ALZHEIMER'S DISEASE (AD)

One popular but clearly refuted concept is that aging is normally associated with a progressive loss of brain nerve cells (neurons) that would account for age-dependent memory losses. The belief that nerve cells in the human brain die throughout adult life arose mainly from invalid cell counting methods (reviewed in Neurosci Biobehav Rev 2002;26:733-41; Progr Brain Res 2002;136:39-65). Declining mental performance with aging is very likely caused by qualitative changes in nerve cells surviving a lifetime. Aging neurons generally tend to exhibit structural changes such as altered cell-to-cell connections known as dendrites and synapses and accumulations of inclusion bodies. Note, however, that progressive nerve cell death is an integral feature of Alzheimer's dementia, but cell death as demonstrable in this disease is not considered normal (physiological) aging.

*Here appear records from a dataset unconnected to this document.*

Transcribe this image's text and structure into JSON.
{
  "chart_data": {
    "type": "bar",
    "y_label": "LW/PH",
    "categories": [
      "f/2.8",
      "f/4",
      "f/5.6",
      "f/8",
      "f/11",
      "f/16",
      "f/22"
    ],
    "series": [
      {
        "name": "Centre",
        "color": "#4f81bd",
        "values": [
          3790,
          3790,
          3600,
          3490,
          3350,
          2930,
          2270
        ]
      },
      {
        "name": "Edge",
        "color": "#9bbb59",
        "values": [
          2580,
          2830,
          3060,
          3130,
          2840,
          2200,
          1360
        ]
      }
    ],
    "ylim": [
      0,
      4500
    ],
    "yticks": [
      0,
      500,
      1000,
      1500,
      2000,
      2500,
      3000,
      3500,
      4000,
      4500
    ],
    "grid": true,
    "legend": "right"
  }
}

One misconception that prevailed until recent years is that the brain is incapable of generating new brain cells (neurons) by cellular division. Some areas of the brain (dentate gyrus, olfactory bulb) can generate new neurons. However, it is true that the brain has generally a limited ability to regenerate new functional tissue compared with other organs such as skin, skeletal muscle, and liver.

Using molecular markers (cell cycle markers) that indicate whether cells are about to divide or have just divided, it has become clear that cells of organs with low potential for tissue regeneration (brain, heart muscle, lens of eye) may respond to growth stimuli with appropriate cell division ("mitosis"), but that the two daughter cells generated by the division are unstable and die. Cells undergoing such "post-mitotic cell deaths" are detectable using special cell death markers. The presence of cell cycle markers as a sign of mitosis in tissues such as brain or heart without characterizing the fate of the daughter cells may lead to the false conclusion that the tissue has acquired stable new cells.